The notion that Israelis or American Jews are so distracted by fears
rooted in the Holocaust that they have ignored other problems or
exaggerated the present threats to Jewish existence is rooted in a
foolish assumption that Islamist forces who speak of their desire to
eradicate Israel don’t mean what they say. Netanyahu isn’t, as
Haaretz charges, irresponsibly “feeding the fear” of a second
Holocaust to the detriment of his country. He is merely acknowledging
the reality that Jewish history has the ability to inform our
understanding of today’s conflicts, and that we must act on the
conclusions we must draw from the past.
Every slur or example of hate speech is not a potential Holocaust.

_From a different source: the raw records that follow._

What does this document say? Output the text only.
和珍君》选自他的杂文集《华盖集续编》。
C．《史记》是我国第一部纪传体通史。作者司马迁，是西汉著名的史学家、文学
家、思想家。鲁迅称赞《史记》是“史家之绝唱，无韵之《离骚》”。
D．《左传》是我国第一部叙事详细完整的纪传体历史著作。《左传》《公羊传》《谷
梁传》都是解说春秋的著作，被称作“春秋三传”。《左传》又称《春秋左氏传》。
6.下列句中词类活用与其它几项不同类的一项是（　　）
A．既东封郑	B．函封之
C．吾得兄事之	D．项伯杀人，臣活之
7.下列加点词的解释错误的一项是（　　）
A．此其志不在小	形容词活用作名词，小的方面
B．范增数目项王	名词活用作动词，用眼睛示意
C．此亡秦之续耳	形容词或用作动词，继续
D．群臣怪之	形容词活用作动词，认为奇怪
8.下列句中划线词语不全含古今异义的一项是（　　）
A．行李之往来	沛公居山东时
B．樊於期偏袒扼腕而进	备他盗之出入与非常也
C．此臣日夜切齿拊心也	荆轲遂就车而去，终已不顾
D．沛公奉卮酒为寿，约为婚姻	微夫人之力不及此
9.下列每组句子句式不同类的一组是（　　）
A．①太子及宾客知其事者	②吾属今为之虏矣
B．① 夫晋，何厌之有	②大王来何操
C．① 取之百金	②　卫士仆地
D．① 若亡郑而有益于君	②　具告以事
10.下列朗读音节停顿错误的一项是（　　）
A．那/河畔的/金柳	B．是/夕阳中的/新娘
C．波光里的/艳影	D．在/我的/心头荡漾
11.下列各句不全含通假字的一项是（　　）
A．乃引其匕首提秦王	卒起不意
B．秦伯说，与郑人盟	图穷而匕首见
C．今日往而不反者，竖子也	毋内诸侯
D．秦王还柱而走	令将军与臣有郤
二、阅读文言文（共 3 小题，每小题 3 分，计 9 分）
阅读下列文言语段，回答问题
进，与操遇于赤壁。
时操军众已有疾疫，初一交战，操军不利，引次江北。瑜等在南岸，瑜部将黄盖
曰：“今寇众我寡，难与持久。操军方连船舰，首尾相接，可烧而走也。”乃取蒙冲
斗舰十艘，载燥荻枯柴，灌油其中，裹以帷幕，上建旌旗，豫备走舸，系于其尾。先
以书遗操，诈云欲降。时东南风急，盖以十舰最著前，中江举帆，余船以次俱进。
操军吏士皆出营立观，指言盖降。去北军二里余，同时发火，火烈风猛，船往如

But the efforts of a powerful Islamist state to obtain nuclear
weapons that might be used to make good on its pledge to eradicate
Israel is as much of an existential threat as that of the Nazis. That
doesn’t mean that Iran is Germany or that Khamenei or Ahmadinejad is
Hitler, but the analogy doesn’t have to be perfect to make sense. The
same applies to those Islamist terrorists, often funded by Iran, who
have similar hopes about cleansing the Middle East of the one Jewish
state.
What we must understand is that any commemoration of the Holocaust
that does not speak of the need to prevent Iran from gaining nuclear
weapons or of preserving Israel’s security against the threat of
Palestinian terrorism is not worthy of the name. Far from there being
too much talk about Iran when discussing the Holocaust, there is not
enough. Though today’s situation is not akin to that of 1939 when
there was no Jewish state ready to defend itself or an America that
despite the ambivalence of its president is united in support of
Israel, the peril is nonetheless real.
The mere recital of expressions of sorrow for the Six Million is not
enough. Acts of remembrance that do not cause us to draw conclusions
about the present are of little use. For all the effort and resources
that have gone into the proliferation of Holocaust memorials around
the United States, it must be understood that the best and only true
memorial to the Shoah is to be found in the creation and the survival
of the State of Israel and of the Jewish people itself. Those who
weep today about the fate of the Six Million but say nothing about
the possibility that the West will not act to stop Iran or seek to
discourage Israel from defending its people have learned nothing.